Klar ist, eine Garderobe sollte nicht einfach aus einem Schuhschrank und einer Kleiderstange bestehen, sondern auf die Bedürfnisse des Nutzers abgestimmt sein. Und bei allen optischen Ansprüchen gilt: An erster Stelle steht bei der Planung die Funktionalität. Denn die Garderobe ist fest in den Ablauf des Alltags eingebunden, und so werden unpraktische Lösungen zu einem immer wiederkehrenden Ärgernis.

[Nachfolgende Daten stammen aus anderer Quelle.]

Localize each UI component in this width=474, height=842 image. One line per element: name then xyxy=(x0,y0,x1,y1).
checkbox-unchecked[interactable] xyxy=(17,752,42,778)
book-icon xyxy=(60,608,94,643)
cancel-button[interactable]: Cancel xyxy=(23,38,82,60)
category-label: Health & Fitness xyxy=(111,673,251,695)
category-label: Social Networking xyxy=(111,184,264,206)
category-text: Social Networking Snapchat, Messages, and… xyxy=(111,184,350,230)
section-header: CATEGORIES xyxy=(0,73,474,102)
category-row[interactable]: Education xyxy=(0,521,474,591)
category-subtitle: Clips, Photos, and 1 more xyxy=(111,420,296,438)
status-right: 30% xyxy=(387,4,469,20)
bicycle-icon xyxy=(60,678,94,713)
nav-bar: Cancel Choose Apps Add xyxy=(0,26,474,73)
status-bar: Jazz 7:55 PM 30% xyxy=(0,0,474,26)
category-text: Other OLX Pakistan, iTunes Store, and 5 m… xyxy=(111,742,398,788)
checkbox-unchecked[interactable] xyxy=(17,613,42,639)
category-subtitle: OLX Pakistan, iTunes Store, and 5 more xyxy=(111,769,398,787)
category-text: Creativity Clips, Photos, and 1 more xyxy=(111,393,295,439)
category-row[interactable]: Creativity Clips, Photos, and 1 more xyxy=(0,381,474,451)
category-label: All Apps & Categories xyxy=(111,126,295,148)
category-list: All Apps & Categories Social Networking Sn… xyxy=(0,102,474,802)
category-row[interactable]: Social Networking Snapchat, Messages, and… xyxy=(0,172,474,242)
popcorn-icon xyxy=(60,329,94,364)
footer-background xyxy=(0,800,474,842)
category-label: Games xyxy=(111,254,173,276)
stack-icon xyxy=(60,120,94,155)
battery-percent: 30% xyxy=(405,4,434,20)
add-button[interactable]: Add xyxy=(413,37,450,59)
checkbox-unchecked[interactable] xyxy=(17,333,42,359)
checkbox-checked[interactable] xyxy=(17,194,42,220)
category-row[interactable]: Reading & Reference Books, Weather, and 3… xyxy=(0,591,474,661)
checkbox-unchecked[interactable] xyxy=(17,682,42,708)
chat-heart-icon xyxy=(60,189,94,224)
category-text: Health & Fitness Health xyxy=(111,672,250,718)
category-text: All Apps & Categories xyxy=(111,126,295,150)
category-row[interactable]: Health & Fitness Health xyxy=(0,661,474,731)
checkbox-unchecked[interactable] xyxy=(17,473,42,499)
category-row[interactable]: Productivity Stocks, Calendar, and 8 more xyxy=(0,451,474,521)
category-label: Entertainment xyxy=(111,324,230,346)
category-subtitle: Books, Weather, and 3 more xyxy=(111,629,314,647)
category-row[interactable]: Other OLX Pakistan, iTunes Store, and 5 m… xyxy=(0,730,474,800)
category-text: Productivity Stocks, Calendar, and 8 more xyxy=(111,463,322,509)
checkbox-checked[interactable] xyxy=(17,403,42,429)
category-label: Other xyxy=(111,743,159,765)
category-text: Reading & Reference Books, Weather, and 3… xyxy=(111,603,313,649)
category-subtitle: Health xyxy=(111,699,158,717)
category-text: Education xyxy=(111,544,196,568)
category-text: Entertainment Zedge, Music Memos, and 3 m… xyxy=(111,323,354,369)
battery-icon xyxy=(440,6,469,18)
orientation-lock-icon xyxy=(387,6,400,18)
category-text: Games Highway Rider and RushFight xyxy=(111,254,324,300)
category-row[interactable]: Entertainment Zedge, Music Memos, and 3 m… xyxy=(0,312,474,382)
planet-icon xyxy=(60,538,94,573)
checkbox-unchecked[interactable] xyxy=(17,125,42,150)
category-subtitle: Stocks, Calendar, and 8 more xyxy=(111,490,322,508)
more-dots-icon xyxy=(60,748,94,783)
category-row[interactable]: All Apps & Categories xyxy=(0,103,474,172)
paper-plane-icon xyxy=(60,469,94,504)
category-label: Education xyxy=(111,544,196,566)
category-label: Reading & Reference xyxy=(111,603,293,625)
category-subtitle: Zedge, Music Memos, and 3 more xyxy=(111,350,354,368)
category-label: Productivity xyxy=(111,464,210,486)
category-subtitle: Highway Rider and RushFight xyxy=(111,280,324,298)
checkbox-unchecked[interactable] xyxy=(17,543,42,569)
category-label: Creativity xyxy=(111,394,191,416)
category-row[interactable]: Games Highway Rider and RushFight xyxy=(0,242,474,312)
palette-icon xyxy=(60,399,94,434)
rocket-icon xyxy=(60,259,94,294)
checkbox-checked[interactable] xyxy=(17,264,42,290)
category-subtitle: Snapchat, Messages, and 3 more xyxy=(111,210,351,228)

«Nutzen und Ästhetik sollten zusammenspielen, damit eine Garderobe zu gebrauchen ist», bringt es Philippe Oestreicher, Inhaber des gleichnamigen Betriebes im basel-landschaftlichen Aesch, auf den Punkt. «Es ist die Aufgabe des Schreiners, das Maximum aus jeder Situation und Gegebenheit herauszuholen.»

Von der Masse abheben

«Wir müssen uns von den Möbelhäusern und Billigproduzenten abheben», sagt Reto Schürpf von der Schreinerei Schürpf GmbH in Schwyz. «Als Grundvoraussetzung dafür gilt, dass man sich auf die individuellen Bedürfnisse der Kunden einlässt.»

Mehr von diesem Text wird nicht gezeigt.